The mayor of California City admits to being a Chinese propagandist

According to US officials on Monday, the mayor of Arcadia, California, a predominantly Chinese-American suburb of Los Angeles, has consented to enter a guilty plea to a federal charge of operating as a foreign agent of China and disseminating propaganda on behalf of Beijing.
According to the city manager's office, Eileen Wang, 58, resigned from Arcadia's city council and the rotating mayoral position she had taken on in February within hours of the case becoming public.
She made a brief appearance before a federal magistrate judge, who gave the lawyers instructions to set a date for Wang to formally enter her plea at a later hearing. The bond amount was $25,000. A Mandarin interpreter was used to conduct the hearings on Monday.

Wang consented to enter a guilty plea to a single felony count of serving as a foreign agent of the Chinese government without prior disclosure to the US Justice Department in the 19-page plea agreement that was filed on April 1 and unsealed with the charging document on Monday.
The maximum term for this crime is ten years in federal prison."Those in our nation who secretly carry out foreign governments' orders threaten our democracy," US Attorney Bill Essayli stated when he announced the case.
In the plea deal, Wang acknowledged that from late 2020 until 2022, when she was elected to a four-year term on the Arcadia city council, she promoted pro-Chinese propaganda "at the direction and control" of Chinese government officials.

In the plea deal, Wang acknowledged that from late 2020 until 2022, when she was elected to a four-year term on the Arcadia city council, she promoted pro-Chinese propaganda "at the direction and control" of Chinese government officials.
According to the guilty deal, she specifically assisted in running a website known as the "US News Center," which was a mouthpiece for the Beijing government but pretended to be a reliable news source for the predominately ethnic Chinese local community.
The complaint claims that Wang was instructed by Chinese government officials to publish pro-China information on the website, including articles refuting allegations of human rights violations against ethnic Uyghurs in China's Xinjiang region.

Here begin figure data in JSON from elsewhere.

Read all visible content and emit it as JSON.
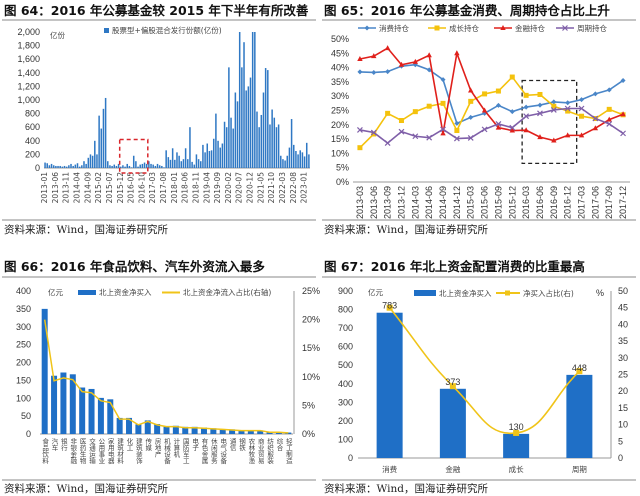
{
  "panels": [
    {
      "title": "图 64：2016 年公募基金较 2015 年下半年有所改善",
      "source": "资料来源：Wind，国海证券研究所"
    },
    {
      "title": "图 65：2016 年公募基金消费、周期持仓占比上升",
      "source": "资料来源：Wind，国海证券研究所"
    },
    {
      "title": "图 66：2016 年食品饮料、汽车外资流入最多",
      "source": "资料来源：Wind，国海证券研究所"
    },
    {
      "title": "图 67：2016 年北上资金配置消费的比重最高",
      "source": "资料来源：Wind，国海证券研究所"
    }
  ],
  "chart_data": [
    {
      "type": "bar",
      "unit": "亿份",
      "series_name": "股票型+偏股混合发行份额(亿份)",
      "color": "#2f78c4",
      "ylim": [
        0,
        2000
      ],
      "yticks": [
        "0",
        "200",
        "400",
        "600",
        "800",
        "1,000",
        "1,200",
        "1,400",
        "1,600",
        "1,800",
        "2,000"
      ],
      "xticks": [
        "2013-01",
        "2013-06",
        "2013-11",
        "2014-04",
        "2014-09",
        "2015-02",
        "2015-07",
        "2015-12",
        "2016-05",
        "2016-10",
        "2017-03",
        "2017-08",
        "2018-01",
        "2018-06",
        "2018-11",
        "2019-04",
        "2019-09",
        "2020-02",
        "2020-07",
        "2020-12",
        "2021-05",
        "2021-10",
        "2022-03",
        "2022-08",
        "2023-01"
      ],
      "x_start": "2013-01",
      "values": [
        80,
        70,
        40,
        60,
        40,
        30,
        30,
        30,
        20,
        30,
        20,
        40,
        60,
        30,
        50,
        70,
        20,
        40,
        100,
        60,
        150,
        200,
        180,
        400,
        200,
        770,
        580,
        870,
        1030,
        100,
        40,
        30,
        50,
        30,
        60,
        20,
        40,
        20,
        60,
        30,
        10,
        180,
        100,
        20,
        50,
        60,
        80,
        60,
        100,
        60,
        50,
        30,
        60,
        40,
        30,
        10,
        260,
        160,
        120,
        290,
        120,
        230,
        180,
        100,
        130,
        290,
        130,
        600,
        90,
        50,
        200,
        130,
        100,
        340,
        230,
        360,
        250,
        260,
        430,
        800,
        400,
        300,
        360,
        680,
        600,
        1480,
        740,
        580,
        1110,
        980,
        2000,
        1480,
        1850,
        1140,
        1200,
        1330,
        2000,
        2000,
        830,
        600,
        780,
        1110,
        1470,
        1440,
        640,
        860,
        740,
        600,
        640,
        180,
        130,
        110,
        180,
        300,
        720,
        340,
        250,
        200,
        260,
        230,
        170,
        370,
        200
      ],
      "highlight": {
        "from": "2015-12",
        "to": "2016-12",
        "color": "#d9262b"
      }
    },
    {
      "type": "line",
      "ylim": [
        0,
        50
      ],
      "yticks": [
        "0%",
        "5%",
        "10%",
        "15%",
        "20%",
        "25%",
        "30%",
        "35%",
        "40%",
        "45%",
        "50%"
      ],
      "categories": [
        "2013-03",
        "2013-06",
        "2013-09",
        "2013-12",
        "2014-03",
        "2014-06",
        "2014-09",
        "2014-12",
        "2015-03",
        "2015-06",
        "2015-09",
        "2015-12",
        "2016-03",
        "2016-06",
        "2016-09",
        "2016-12",
        "2017-03",
        "2017-06",
        "2017-09",
        "2017-12"
      ],
      "series": [
        {
          "name": "消费持仓",
          "color": "#4a86c8",
          "marker": "diamond",
          "values": [
            38.5,
            38.3,
            38.6,
            40.5,
            41,
            39.2,
            35.8,
            20.5,
            22.6,
            24,
            26.8,
            24.6,
            26.2,
            26.9,
            28,
            27.7,
            28.8,
            30.8,
            32.2,
            35.5
          ]
        },
        {
          "name": "成长持仓",
          "color": "#f4c20d",
          "marker": "square",
          "values": [
            12,
            16.8,
            24,
            21.5,
            24.6,
            26.5,
            27.5,
            18,
            28.2,
            30.8,
            31.8,
            36.7,
            30.3,
            30.6,
            26.5,
            24.8,
            23,
            22.2,
            25.4,
            23.5
          ]
        },
        {
          "name": "金融持仓",
          "color": "#e0201b",
          "marker": "triangle",
          "values": [
            43,
            44,
            46.8,
            41,
            42,
            44.3,
            17,
            45,
            32,
            25,
            19,
            18,
            18.1,
            15.7,
            14.5,
            16.3,
            16.3,
            18.8,
            21.8,
            23.7
          ]
        },
        {
          "name": "周期持仓",
          "color": "#7f5fa8",
          "marker": "x",
          "values": [
            18.2,
            17.3,
            13.6,
            17.6,
            16,
            15.5,
            18.4,
            15.2,
            15.4,
            18.4,
            20.3,
            19,
            23,
            24,
            25.2,
            25.7,
            25.7,
            22.2,
            20.3,
            17
          ]
        }
      ],
      "highlight": {
        "from": "2016-03",
        "to": "2016-12",
        "y_range": [
          6.5,
          35.5
        ],
        "color": "#222"
      }
    },
    {
      "type": "bar",
      "unit": "亿元",
      "ylim": [
        0,
        400
      ],
      "yticks": [
        "0",
        "50",
        "100",
        "150",
        "200",
        "250",
        "300",
        "350",
        "400"
      ],
      "y2lim": [
        0,
        25
      ],
      "y2ticks": [
        "0%",
        "5%",
        "10%",
        "15%",
        "20%",
        "25%"
      ],
      "categories": [
        "食品饮料",
        "汽车",
        "银行",
        "非银金融",
        "医药生物",
        "交通运输",
        "公用事业",
        "家用电器",
        "建筑材料",
        "化工",
        "建筑装饰",
        "传媒",
        "房地产",
        "机械设备",
        "计算机",
        "国防军工",
        "电子",
        "有色金属",
        "休闲服务",
        "电气设备",
        "通信",
        "钢铁",
        "农林牧渔",
        "商业贸易",
        "纺织服装",
        "综合",
        "轻工制造"
      ],
      "series": [
        {
          "name": "北上资金净买入",
          "color": "#1f6fc6",
          "axis": "left",
          "values": [
            350,
            163,
            172,
            167,
            130,
            126,
            101,
            97,
            45,
            45,
            27,
            38,
            28,
            22,
            23,
            20,
            20,
            18,
            16,
            14,
            13,
            10,
            11,
            10,
            6,
            5,
            4
          ]
        },
        {
          "name": "北上资金净流入占比(右轴)",
          "color": "#f0c419",
          "axis": "right",
          "values": [
            20,
            9.3,
            9.8,
            9.5,
            7.4,
            7.2,
            5.8,
            5.5,
            2.6,
            2.6,
            1.6,
            2.2,
            1.6,
            1.3,
            1.3,
            1.1,
            1.1,
            1.0,
            0.9,
            0.8,
            0.7,
            0.6,
            0.6,
            0.6,
            0.3,
            0.3,
            0.2
          ]
        }
      ]
    },
    {
      "type": "bar",
      "unit": "亿元",
      "unit_right": "%",
      "ylim": [
        0,
        900
      ],
      "yticks": [
        "0",
        "100",
        "200",
        "300",
        "400",
        "500",
        "600",
        "700",
        "800",
        "900"
      ],
      "y2lim": [
        0,
        50
      ],
      "y2ticks": [
        "0",
        "5",
        "10",
        "15",
        "20",
        "25",
        "30",
        "35",
        "40",
        "45",
        "50"
      ],
      "categories": [
        "消费",
        "金融",
        "成长",
        "周期"
      ],
      "data_labels": [
        "783",
        "373",
        "130",
        "448"
      ],
      "series": [
        {
          "name": "北上资金净买入",
          "color": "#1f6fc6",
          "axis": "left",
          "values": [
            783,
            373,
            130,
            448
          ]
        },
        {
          "name": "净买入占比(右)",
          "color": "#f0c419",
          "axis": "right",
          "values": [
            45,
            21.5,
            7.5,
            26
          ]
        }
      ]
    }
  ]
}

"Thank you leader," Wang said in her plea deal in response to a complimenting text message from a Chinese government official praising her job.
The letter stated that Wang had collaborated closely with Yaoning "Mike" Sun, an associate who was briefly mentioned as a campaign finance adviser and whom she had previously publicly referred to as her fiancé.
After entering a guilty plea to one count of operating as an unlawful agent of a foreign government in October 2025, Sun, 65, was sentenced to four years in jail in February.
Prosecutors said that one of Wang's connections with the Beijing government was a Chinese Communist Party official named John Chen. According to court records, Chen was a senior member of China's intelligence apparatus and had direct meetings with Chinese President Xi Jinping.

Chen entered a similar guilty plea in November 2024 and was given a 20-month prison sentence.
According to a statement issued by Wang's lawyers, she "apologises and is sorry for the mistakes she has made in her personal life."
The federal indictment is based on "conduct that ceased after Ms. Wang was sworn into office in December 2022," according to a second statement from city manager Dominic Lazzaretto."No city finances, staff, or decision-making processes were involved," it stated.